I looked into his pleading eyes and thought about my husband, unable to run, unable to even stand up without feeling overwhelming nausea. So I said yes. I said yes because I needed to believe that we could still have fun. Cancer may be robbing us of many things – my husband’s health, our security and peace of mind, our financial stability, our intimacy. But it isn’t going to steal my son’s joy.

As soon as we started playing tag that night, that’s what we both felt – pure joy. I suddenly realized how many beautiful things come from simply playing a game together. Things that cancer cannot stop, no matter how hard it tries.

Cancer can’t stop my son’s hair from blowing in the wind because he’s running at lightning speed to escape my grasp. Cancer can’t silence the sound of his belly laughs as I try to trick him into looking the other way so I can sneak up on him from a different direction. Cancer can’t block the grass from tickling our bare toes as we sprint through it. Cancer can’t even come close to quieting the sound of my son singing “I got the moooooooooves like Jagger” as he races to the safe zone on the porch.

So while cancer may have taken a seat at our table, it’s not in our yard. Not when my son and I are playing tag. We do this every night now, no matter how tough the day has been.

Kelly Hoover Family Tiffany J Photography

I’m not going to end this by saying that you should start loving the things your kids love because you never know when you or your spouse will get cancer. That’s no way to live. It’s totally within your rights as a parent to hate playing with Legos. Those little plastic things invade every space of your home and hurt like hell when you step on them. If you don’t think you can spend one more minute dressing up an American Girl doll for yet another tea party, you shouldn’t have to! It’s hard enough parenting children without having to play with their toys all the time.
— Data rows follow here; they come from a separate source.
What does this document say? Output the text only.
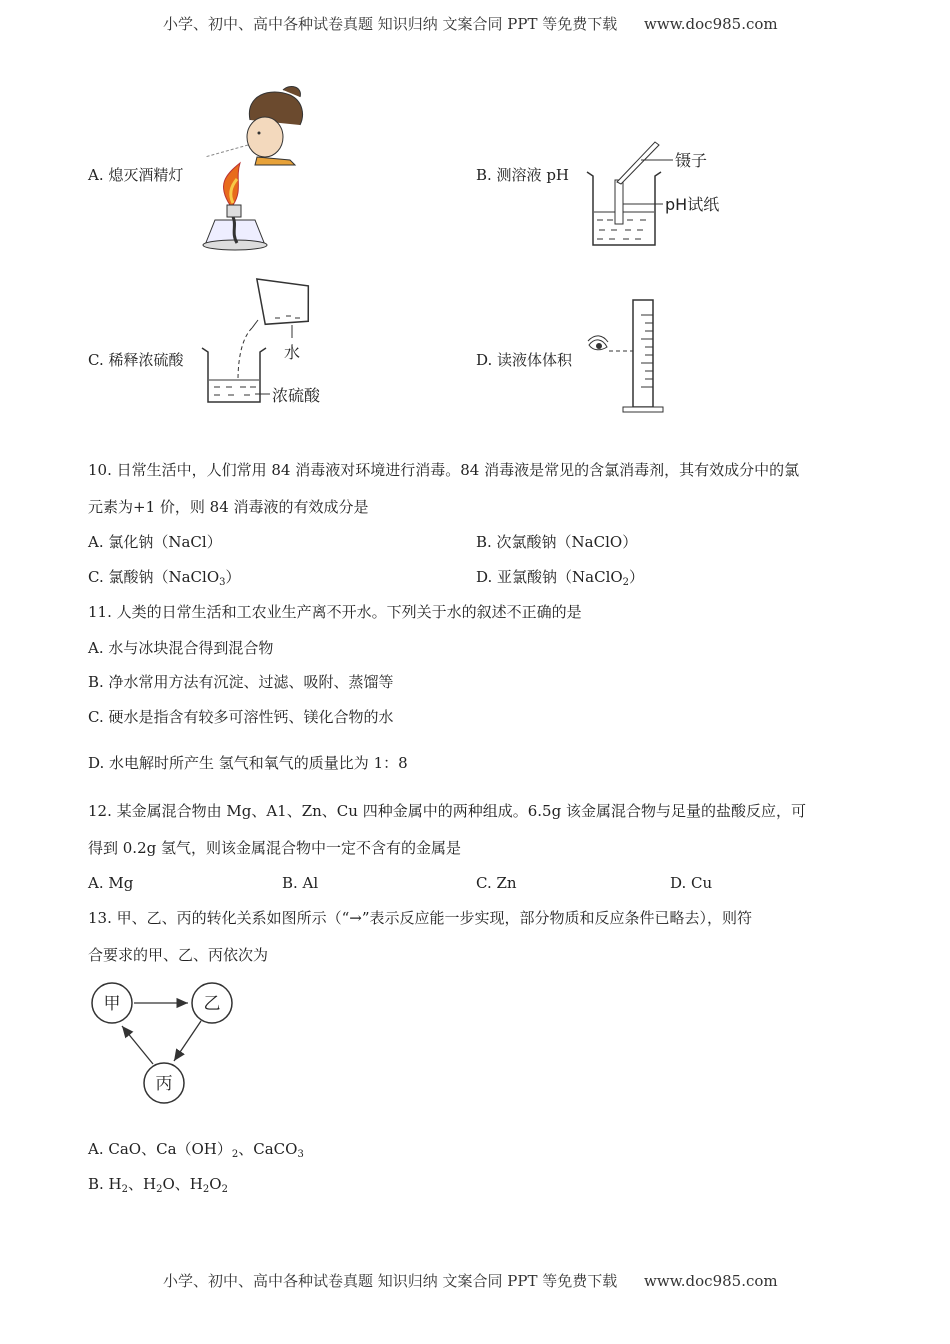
小学、初中、高中各种试卷真题 知识归纳 文案合同 PPT 等免费下载 www.doc985.com
A. 熄灭酒精灯	B. 测溶液 pH
镊子
pH试纸
C. 稀释浓硫酸	水
浓硫酸
D. 读液体体积
10. 日常生活中，人们常用 84 消毒液对环境进行消毒。84 消毒液是常见的含氯消毒剂，其有效成分中的氯
元素为+1 价，则 84 消毒液的有效成分是
A. 氯化钠（NaCl）	B. 次氯酸钠（NaClO）
C. 氯酸钠（NaClO$_3$）	D. 亚氯酸钠（NaClO$_2$）
11. 人类的日常生活和工农业生产离不开水。下列关于水的叙述不正确的是
A. 水与冰块混合得到混合物
B. 净水常用方法有沉淀、过滤、吸附、蒸馏等
C. 硬水是指含有较多可溶性钙、镁化合物的水
D. 水电解时所产生 氢气和氧气的质量比为 1：8
12. 某金属混合物由 Mg、A1、Zn、Cu 四种金属中的两种组成。6.5g 该金属混合物与足量的盐酸反应，可
得到 0.2g 氢气，则该金属混合物中一定不含有的金属是
A. Mg	B. Al	C. Zn	D. Cu
13. 甲、乙、丙的转化关系如图所示（“→”表示反应能一步实现，部分物质和反应条件已略去），则符
合要求的甲、乙、丙依次为
甲	乙
丙
A. CaO、$Ca(OH)_2$、CaCO$_3$
B. $H_2$、$H_2O$、$H_2O_2$
小学、初中、高中各种试卷真题 知识归纳 文案合同 PPT 等免费下载 www.doc985.com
What I will say is that one day, maybe in the not so distant future, you may find yourself longing for something simple, something you can count on. You may find yourself needing to step up to the parental plate and do something you don’t enjoy because your kids need you in a whole different way.

And you may just find yourself trying to catch your breath, not from crying, but from running like hell to escape a tag from the hands of a child you and your husband created. And it may just be the best feeling youve ever felt in your life.

So if youll excuse me, Im off to the backyard.